“Once we shift our mindset from “it is waste” to “it has value,” products can be managed in a way that maximises their use and reduces their negative impact on the environment,” report authors state
A four-year study has found 82% of what is considered apparel and textile waste can actually be renewed and resold, effectively meaning brands are sitting on their next supply chain.
The recently-released ‘Leading Circular: Pathways for Evolving Apparel and Textile Business from Linear to Circular’ is the culmination of four years of collaboration between The Renewal Workshop and more than 20 brands.
The report’s primary focus is the need to rethink what is traditionally considered “waste” and to recognise the potential it poses to the sector as a new supply chain.
The project saw The Renewal Workshop – which has worked with industry heavyweights including The North Face and H&M Group – complete assessments for more than 50 companies in the apparel and textile sector to evaluate what each brand designated as waste; things that they considered to have no further financial value.
These are products that have been deemed unsellable for a variety of reasons including customer returns that could not be restocked because they were dirty, damaged, used, or returned at the end of the season. They also include warranty returns, take-back programmes, and items damaged during shipping, warehousing, or in the store.
“Most of the products in our assessments had already been written off as losses representing both material and financial waste. However, our aggregate product assessment data challenges those assumptions and practices around what is, and is not sellable inventory,” The Renewal Workshop explains in its report.
“Our research shows that 82% of products classified as waste can be renewed and resold. The product assessment research redefines what waste is and creates the potential for a new regenerative supply chain for brands.
Of all the garments that were processed in pilot phase, nearly half could be resold ‘like new.’ A further 36% could be resold with a repair, while only 18% of garments originally deemed as waste were actually needed to be recycled.
Of the total products, 46% only required light or minor repairs to restore them while the remaining 36% required more substantial or noticeable repairs. By applying the renewal certification process to these products previously considered waste, brands can sell them to customers.
“Once we shift our mindset from “it is waste” to “it has value,” products can be managed in a way that maximises their use and reduces their negative impact on the environment,” report authors state.
The most compelling findings from The Renewal Workshop’s research are said to be the scalable solutions for the vast majority of issues that are sending products to landfill.

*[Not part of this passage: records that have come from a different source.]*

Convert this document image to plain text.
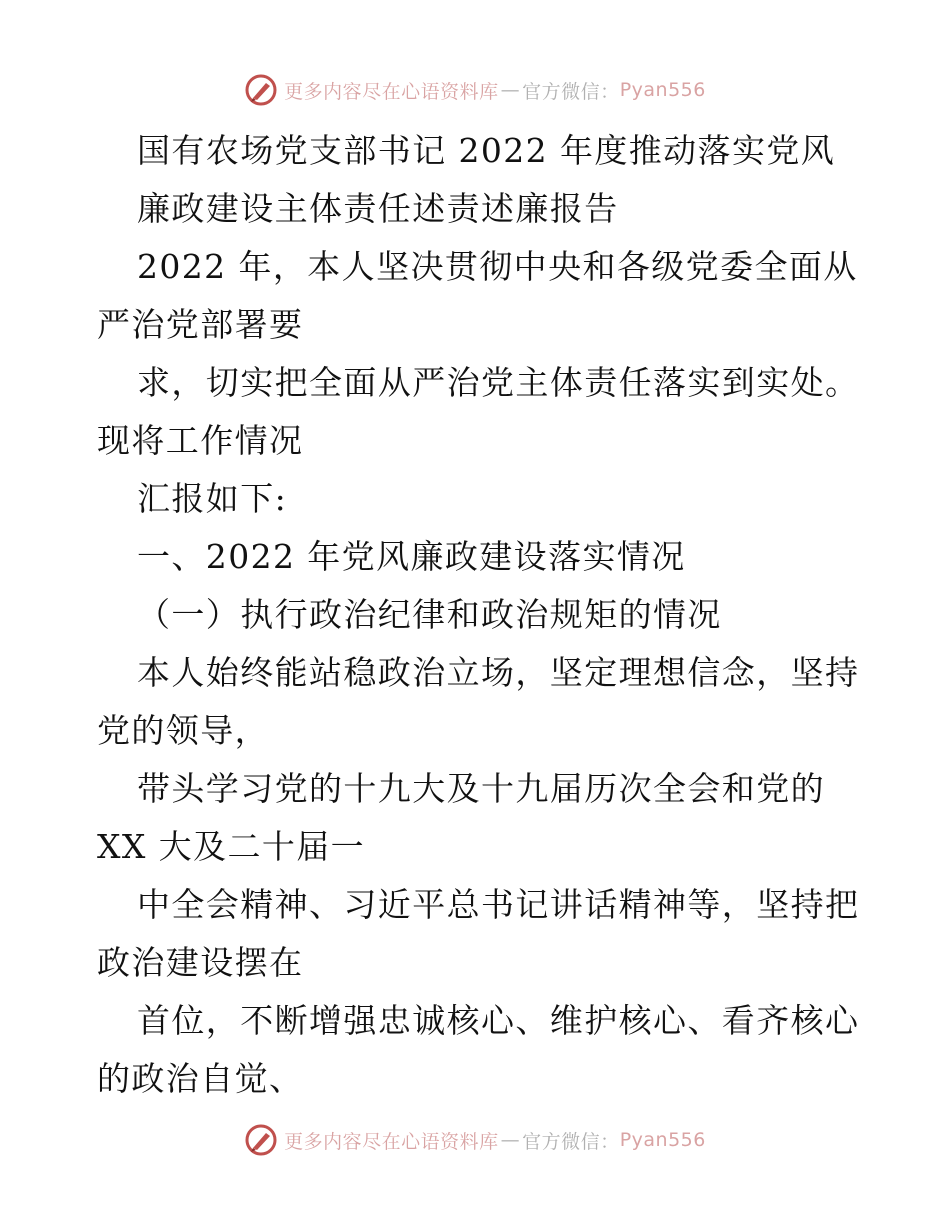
更多内容尽在心语资料库 — 官方微信： Pyan556
国有农场党支部书记 2022 年度推动落实党风
廉政建设主体责任述责述廉报告
2022 年，本人坚决贯彻中央和各级党委全面从
严治党部署要
求，切实把全面从严治党主体责任落实到实处。
现将工作情况
汇报如下:
一、2022 年党风廉政建设落实情况
（一）执行政治纪律和政治规矩的情况
本人始终能站稳政治立场，坚定理想信念，坚持
党的领导，
带头学习党的十九大及十九届历次全会和党的
XX 大及二十届一
中全会精神、习近平总书记讲话精神等，坚持把
政治建设摆在
首位，不断增强忠诚核心、维护核心、看齐核心
的政治自觉、
更多内容尽在心语资料库 — 官方微信： Pyan556
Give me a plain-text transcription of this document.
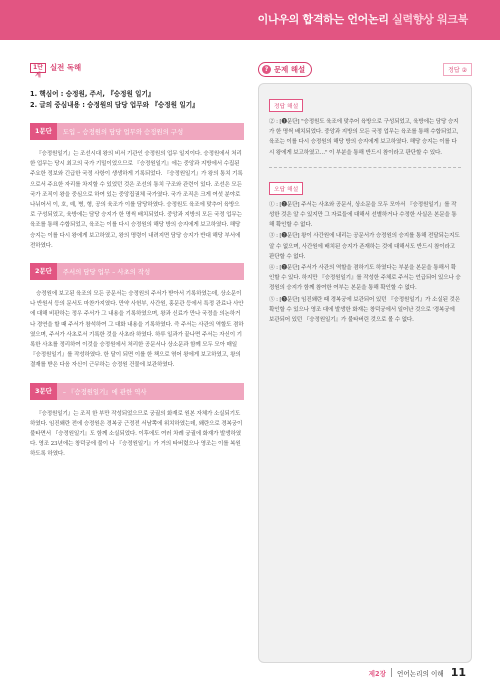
이나우의 합격하는 언어논리 실력향상 워크북
1단계
실전 독해
1. 핵심어 : 승정원, 주서, 『승정원 일기』
2. 글의 중심내용 : 승정원의 담당 업무와 『승정원 일기』
1문단	도입 – 승정원의 담당 업무와 승정원의 구성

『승정원일기』는 조선시대 왕의 비서 기관인 승정원의 업무 일지이다. 승정원에서 처리한 업무는 당시 최고의 국가 기밀이었으므로 『승정원일기』에는 중앙과 지방에서 수집된 주요한 정보와 긴급한 국정 사항이 생생하게 기록되었다. 『승정원일기』가 왕의 통치 기록으로서 주요한 자리를 차지할 수 있었던 것은 조선의 통치 구조와 관련이 있다. 조선은 모든 국가 조직이 왕을 중심으로 하여 있는 중앙집권체 국가였다. 국가 조직은 크게 여섯 분야로 나뉘어서 이, 호, 예, 병, 형, 공의 육조가 이를 담당하였다. 승정원도 육조에 맞추어 육방으로 구성되었고, 육방에는 담당 승지가 한 명씩 배치되었다. 중앙과 지방의 모든 국정 업무는 육조를 통해 수합되었고, 육조는 이를 다시 승정원의 해당 방의 승지에게 보고하였다. 해당 승지는 이를 다시 왕에게 보고하였고, 왕의 명령이 내려지면 담당 승지가 반대 해당 부서에 전하였다.

2문단	주서의 담당 업무 – 사초의 작성

승정원에 보고된 육조의 모든 공문서는 승정원의 주서가 받아서 기록하였는데, 상소문이나 반원서 등의 문서도 마찬가지였다. 만약 사헌부, 사간원, 홍문관 등에서 특정 관료나 사안에 대해 비판하는 정우 주서가 그 내용을 기록하였으며, 왕과 신료가 만나 국정을 의논하거나 경연을 할 때 주서가 참석하여 그 대화 내용을 기록하였다. 즉 주서는 사관의 역할도 겸하였으며, 주서가 사초로서 기록한 것을 사초라 하였다. 하루 일과가 끝나면 주서는 자신이 기록한 사초를 정리하여 이것을 승정원에서 처리한 공문서나 상소문과 함께 모두 모아 매일 『승정원일기』를 작성하였다. 한 달이 되면 이를 한 책으로 엮어 왕에게 보고하였고, 왕의 결재를 받은 다음 자신이 근무하는 승정원 건물에 보관하였다.

3문단	– 『승정원일기』에 관한 역사

『승정원일기』는 조직 한 부만 작성되었으므로 궁궐의 화재로 원본 자체가 소실되기도 하였다. 임진왜란 전에 승정원은 경복궁 근정전 서남쪽에 위치하였는데, 왜란으로 경복궁이 불타면서 『승정원일기』도 함께 소실되었다. 이후에도 여러 차례 궁궐에 화재가 발생하였다. 영조 23년에는 창덕궁에 불이 나 『승정원일기』가 거의 타버렸으나 영조는 이를 복원하도록 하였다.

? 문제 해설	정답 ②
정답 해설
② : [❶문단] "승정원도 육조에 맞추어 육방으로 구성되었고, 육방에는 담당 승지가 한 명씩 배치되었다. 중앙과 지방의 모든 국정 업무는 육조를 통해 수합되었고, 육조는 이를 다시 승정원의 해당 방의 승지에게 보고하였다. 해당 승지는 이를 다시 왕에게 보고하였고…" 이 부분을 통해 반드시 참이라고 판단할 수 있다.
오답 해설
① : [❷문단] 주서는 사초와 공문서, 상소문을 모두 모아서 『승정원일기』를 작성한 것은 알 수 있지만 그 자료들에 대해서 선별하거나 수정한 사실은 본문을 통해 확인할 수 없다.
③ : [❷문단] 왕이 사간원에 내리는 공문서가 승정원의 승지를 통해 전달되는지도 알 수 없으며, 사간원에 배치된 승지가 존재하는 것에 대해서도 반드시 참이라고 판단할 수 없다.
④ : [❷문단] 주서가 사관의 역할을 겸하기도 하였다는 부분을 본문을 통해서 확인할 수 있다. 하지만 『승정원일기』를 작성한 주체로 주서는 언급되어 있으나 승정원의 승지가 함께 참여한 여부는 본문을 통해 확인할 수 없다.
⑤ : [❸문단] 임진왜란 때 경복궁에 보관되어 있던 『승정원일기』가 소실된 것은 확인할 수 있으나 영조 대에 발생한 화재는 창덕궁에서 일어난 것으로 '경복궁에 보관되어 있던 『승정원일기』가 불타버린 것으로 볼 수 없다.
제2장 언어논리의 이해 11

Until recently, brands faced a common set of constraints and the same set of limited linear options for inventory deemed unsellable. These included landfills, incineration, donating locally and overseas, or paying to manage and store product.
The linear solutions of the past are no longer the only options for brands, report authors note.
“With an aggregate finding that 82% of unsellable inventory is actually resalable, brands are sitting on their next supply chain.”
“There are new opportunities to use circular systems to recoup financial value from existing products. With an aggregate finding that 82% of unsellable inventory is actually resalable, brands are sitting on their next supply chain. The choice is whether to invest resources in linear methods like warehousing, incineration, and using landfill, or redirecting those financial resources to renewal processes and recommerce programmes that can generate new revenue and new customer relationships.”
However, with only 26% of products having viable recycling options available to them, investments in circular design, as well as resale, are essential.
“Design plays a major role in the circular business. From the first sketch, the life cycle of a product is being determined. The future rests in the hands of the designer,” The Renewal Workshop notes.
The organisation worked with a group of designers from The North Face earlier this year to educate designers on the principles of circular design and how to implement them into future brand collections.
“The North Face Design Residency is an example of a company moving deeper into the circular model,” it says.
In terms of taking action, the report notes the first step brands can take to develop products that can be recycled is to define the full life cycle path at the inception of product design.
There are choices throughout the design and manufacturing process that create more, or fewer, opportunities for a garment to be renewable or recyclable, says The Renewal Workshop, which provides partners feedback on their products so designers know the options and limitations of their design choices.
“An old adage is still the best advice for apparel and textile leaders: reduce how much we make, reuse products for as long as possible, and only once we have done both of these, recycle those products into new raw materials. However, as we have seen in the apparel and textile industry, recycling is complicated and isn’t a readily available option right now. While we love putting something in the blue bin instead of the trash, the industry has a great deal of work to do to build technology, processes, and recycling infrastructure to create a meaningful blue bin that will make those good feelings real.”
The most responsible path for brands is to begin by keeping the things they make out of landfill, it adds.
“This means revisiting what is being declared waste, investing in renewal systems, designing and redesigning products to be more recyclable, using more of the materials that already exist, creating opportunities for reuse through recommerce and rental, and taking back the products when customers have finished with them. Alongside investments in recycling technologies, we can create a fully circular apparel and textile system.”